Shia LaBeouf assault charges dropped
- Published
Actor-turned-artist Shia LaBeouf will no longer face assault charges over a January incident at his anti-Donald Trump art installation.
Mr LaBeouf was arrested following a confrontation at his live-streamed video project in New York, and was charged with assault and harassment.
Those charges have now been dropped.
A spokeswoman for the district attorney in New York's Queen's district told US media the case would be dismissed because of insufficient evidence.
Mr LaBeouf's art project, a 24-hour live stream called He Will Not Divide Us, encouraged members of the public to say those words into a camera outside New York's Museum of the Moving Image.
But Mr LaBeouf and a member of the public allegedly entered an altercation during a live broadcast in January.
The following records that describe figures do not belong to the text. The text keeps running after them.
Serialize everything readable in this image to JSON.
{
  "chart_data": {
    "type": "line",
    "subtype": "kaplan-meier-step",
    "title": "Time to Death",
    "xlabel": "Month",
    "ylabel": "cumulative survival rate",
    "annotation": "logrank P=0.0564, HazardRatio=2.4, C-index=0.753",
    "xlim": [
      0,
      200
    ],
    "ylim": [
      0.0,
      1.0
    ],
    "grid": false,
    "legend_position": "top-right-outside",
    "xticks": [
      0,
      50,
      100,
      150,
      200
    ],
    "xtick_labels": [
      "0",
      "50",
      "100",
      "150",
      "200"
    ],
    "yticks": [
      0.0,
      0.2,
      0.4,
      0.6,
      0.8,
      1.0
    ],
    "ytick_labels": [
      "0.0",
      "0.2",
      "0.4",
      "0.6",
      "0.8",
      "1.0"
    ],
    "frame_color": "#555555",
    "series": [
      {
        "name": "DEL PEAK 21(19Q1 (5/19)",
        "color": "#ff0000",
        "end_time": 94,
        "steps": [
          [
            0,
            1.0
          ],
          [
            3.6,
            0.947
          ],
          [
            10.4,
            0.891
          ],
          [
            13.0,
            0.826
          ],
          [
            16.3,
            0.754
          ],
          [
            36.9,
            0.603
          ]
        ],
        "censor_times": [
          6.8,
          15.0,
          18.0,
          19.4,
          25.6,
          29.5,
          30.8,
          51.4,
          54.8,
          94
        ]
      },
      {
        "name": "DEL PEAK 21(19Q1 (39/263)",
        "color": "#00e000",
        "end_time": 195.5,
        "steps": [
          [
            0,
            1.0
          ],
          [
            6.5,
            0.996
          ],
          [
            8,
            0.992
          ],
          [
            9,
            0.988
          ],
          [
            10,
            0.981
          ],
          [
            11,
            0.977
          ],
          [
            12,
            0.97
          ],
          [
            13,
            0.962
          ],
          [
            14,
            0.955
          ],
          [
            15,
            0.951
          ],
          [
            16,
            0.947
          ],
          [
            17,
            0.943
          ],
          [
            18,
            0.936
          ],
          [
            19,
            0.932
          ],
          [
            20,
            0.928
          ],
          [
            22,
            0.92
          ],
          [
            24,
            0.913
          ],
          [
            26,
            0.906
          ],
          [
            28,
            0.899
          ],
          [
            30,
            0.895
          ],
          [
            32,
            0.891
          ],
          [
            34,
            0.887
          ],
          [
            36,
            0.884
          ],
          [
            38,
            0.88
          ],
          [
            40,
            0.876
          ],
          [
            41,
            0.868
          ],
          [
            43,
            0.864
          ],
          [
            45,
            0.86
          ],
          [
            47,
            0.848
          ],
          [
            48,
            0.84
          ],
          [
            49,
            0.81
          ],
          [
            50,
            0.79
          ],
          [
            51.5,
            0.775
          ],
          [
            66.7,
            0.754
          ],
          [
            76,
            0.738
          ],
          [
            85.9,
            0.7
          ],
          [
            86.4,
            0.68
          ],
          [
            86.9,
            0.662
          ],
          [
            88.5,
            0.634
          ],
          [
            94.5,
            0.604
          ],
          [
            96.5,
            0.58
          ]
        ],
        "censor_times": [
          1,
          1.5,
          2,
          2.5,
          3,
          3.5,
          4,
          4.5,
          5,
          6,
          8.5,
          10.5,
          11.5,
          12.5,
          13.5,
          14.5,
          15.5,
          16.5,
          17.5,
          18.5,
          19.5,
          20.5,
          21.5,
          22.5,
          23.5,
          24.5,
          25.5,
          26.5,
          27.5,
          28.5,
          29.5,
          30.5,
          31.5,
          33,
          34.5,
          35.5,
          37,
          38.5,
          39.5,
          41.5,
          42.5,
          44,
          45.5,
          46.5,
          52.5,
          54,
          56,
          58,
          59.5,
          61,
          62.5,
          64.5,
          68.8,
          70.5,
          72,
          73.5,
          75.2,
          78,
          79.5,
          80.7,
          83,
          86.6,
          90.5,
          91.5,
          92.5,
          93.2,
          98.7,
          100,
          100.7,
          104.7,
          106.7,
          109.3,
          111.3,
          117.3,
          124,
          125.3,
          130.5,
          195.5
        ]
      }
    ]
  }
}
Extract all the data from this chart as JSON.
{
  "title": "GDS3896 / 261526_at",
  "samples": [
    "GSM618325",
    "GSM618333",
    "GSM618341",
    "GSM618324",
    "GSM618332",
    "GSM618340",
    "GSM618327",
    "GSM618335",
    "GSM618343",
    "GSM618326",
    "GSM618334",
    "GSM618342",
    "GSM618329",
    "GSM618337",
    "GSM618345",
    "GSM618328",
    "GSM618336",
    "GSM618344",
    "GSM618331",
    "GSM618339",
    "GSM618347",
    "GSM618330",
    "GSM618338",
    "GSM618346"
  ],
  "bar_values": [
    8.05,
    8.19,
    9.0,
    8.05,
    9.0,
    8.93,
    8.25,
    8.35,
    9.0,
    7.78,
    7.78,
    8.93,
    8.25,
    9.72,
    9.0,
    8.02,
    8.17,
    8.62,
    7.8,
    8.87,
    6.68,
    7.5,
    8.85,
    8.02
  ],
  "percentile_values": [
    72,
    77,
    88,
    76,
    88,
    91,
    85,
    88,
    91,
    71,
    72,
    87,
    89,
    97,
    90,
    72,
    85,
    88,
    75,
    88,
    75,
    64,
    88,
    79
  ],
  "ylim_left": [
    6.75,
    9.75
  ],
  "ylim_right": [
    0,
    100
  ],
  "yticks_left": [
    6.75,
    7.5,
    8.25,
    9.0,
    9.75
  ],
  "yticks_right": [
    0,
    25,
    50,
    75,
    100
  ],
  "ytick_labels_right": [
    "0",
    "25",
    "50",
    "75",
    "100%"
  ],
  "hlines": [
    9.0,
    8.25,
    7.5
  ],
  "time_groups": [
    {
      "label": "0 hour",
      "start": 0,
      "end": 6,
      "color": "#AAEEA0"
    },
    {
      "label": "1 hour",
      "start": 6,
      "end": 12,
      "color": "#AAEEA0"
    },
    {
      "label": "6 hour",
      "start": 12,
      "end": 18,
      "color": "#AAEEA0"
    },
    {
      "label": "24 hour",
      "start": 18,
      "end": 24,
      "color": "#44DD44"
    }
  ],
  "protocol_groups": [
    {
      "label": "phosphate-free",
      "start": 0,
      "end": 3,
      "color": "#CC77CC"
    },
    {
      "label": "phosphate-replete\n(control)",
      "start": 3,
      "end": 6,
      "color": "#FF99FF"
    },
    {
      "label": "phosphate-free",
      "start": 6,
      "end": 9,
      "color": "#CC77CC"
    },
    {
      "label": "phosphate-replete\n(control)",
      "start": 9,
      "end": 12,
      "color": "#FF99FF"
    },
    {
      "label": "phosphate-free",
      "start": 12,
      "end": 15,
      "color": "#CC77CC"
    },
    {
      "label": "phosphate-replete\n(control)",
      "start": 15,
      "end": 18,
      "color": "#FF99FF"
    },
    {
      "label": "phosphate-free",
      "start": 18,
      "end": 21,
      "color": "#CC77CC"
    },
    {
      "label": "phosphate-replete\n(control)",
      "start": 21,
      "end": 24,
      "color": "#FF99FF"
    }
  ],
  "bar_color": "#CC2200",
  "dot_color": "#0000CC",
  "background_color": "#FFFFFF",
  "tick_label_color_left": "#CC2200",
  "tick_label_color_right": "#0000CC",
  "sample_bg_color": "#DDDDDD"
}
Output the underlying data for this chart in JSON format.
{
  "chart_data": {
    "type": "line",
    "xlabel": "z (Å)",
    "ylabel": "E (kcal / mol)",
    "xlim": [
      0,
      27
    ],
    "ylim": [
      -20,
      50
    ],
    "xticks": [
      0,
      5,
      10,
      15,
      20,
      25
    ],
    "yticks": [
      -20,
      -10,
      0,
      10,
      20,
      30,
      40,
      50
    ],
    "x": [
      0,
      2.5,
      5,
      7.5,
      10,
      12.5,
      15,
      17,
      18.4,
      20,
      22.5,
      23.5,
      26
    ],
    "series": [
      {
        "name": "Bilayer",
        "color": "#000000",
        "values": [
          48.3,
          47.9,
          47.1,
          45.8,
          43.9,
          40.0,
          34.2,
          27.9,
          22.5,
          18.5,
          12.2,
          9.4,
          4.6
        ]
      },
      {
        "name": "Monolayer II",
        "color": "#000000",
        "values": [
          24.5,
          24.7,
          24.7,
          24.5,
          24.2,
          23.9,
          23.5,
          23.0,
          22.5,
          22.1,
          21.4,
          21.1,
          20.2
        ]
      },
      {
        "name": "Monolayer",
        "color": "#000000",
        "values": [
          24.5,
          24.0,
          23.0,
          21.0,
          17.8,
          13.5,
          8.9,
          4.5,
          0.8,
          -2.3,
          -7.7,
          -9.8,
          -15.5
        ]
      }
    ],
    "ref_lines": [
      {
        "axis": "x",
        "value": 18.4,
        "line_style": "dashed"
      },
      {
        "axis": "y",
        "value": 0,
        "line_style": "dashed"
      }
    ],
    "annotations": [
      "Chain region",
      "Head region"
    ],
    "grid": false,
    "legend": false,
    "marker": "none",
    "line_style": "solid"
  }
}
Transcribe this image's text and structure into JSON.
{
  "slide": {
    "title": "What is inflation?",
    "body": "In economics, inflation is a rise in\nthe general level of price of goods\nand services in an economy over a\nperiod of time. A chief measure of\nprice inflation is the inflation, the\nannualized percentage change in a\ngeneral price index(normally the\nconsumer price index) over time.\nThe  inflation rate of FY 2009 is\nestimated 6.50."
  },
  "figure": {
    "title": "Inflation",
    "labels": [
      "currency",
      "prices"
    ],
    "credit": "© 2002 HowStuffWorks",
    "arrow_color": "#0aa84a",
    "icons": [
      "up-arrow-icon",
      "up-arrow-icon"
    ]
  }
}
The museum later said the site had become "a flashpoint for violence".
The live stream was planned to continue for the four years of Mr Trump's presidency, but the museum pulled support for the project in early February.
The project was forced to move location twice in the US, after opponents tried to disrupt it.
It then arrived in a new form in Liverpool in the UK - but faced similar problems.
Liverpool's Fact arts centre had been live-streaming a flag with the words, but cancelled the project after people climbed on the roof to try and remove the flag.
In addition to his performance art, LaBeouf is best known for films like Transformers, Indiana Jones and the Kingdom of the Crystal Skull and Wall Street: Money Never Sleeps.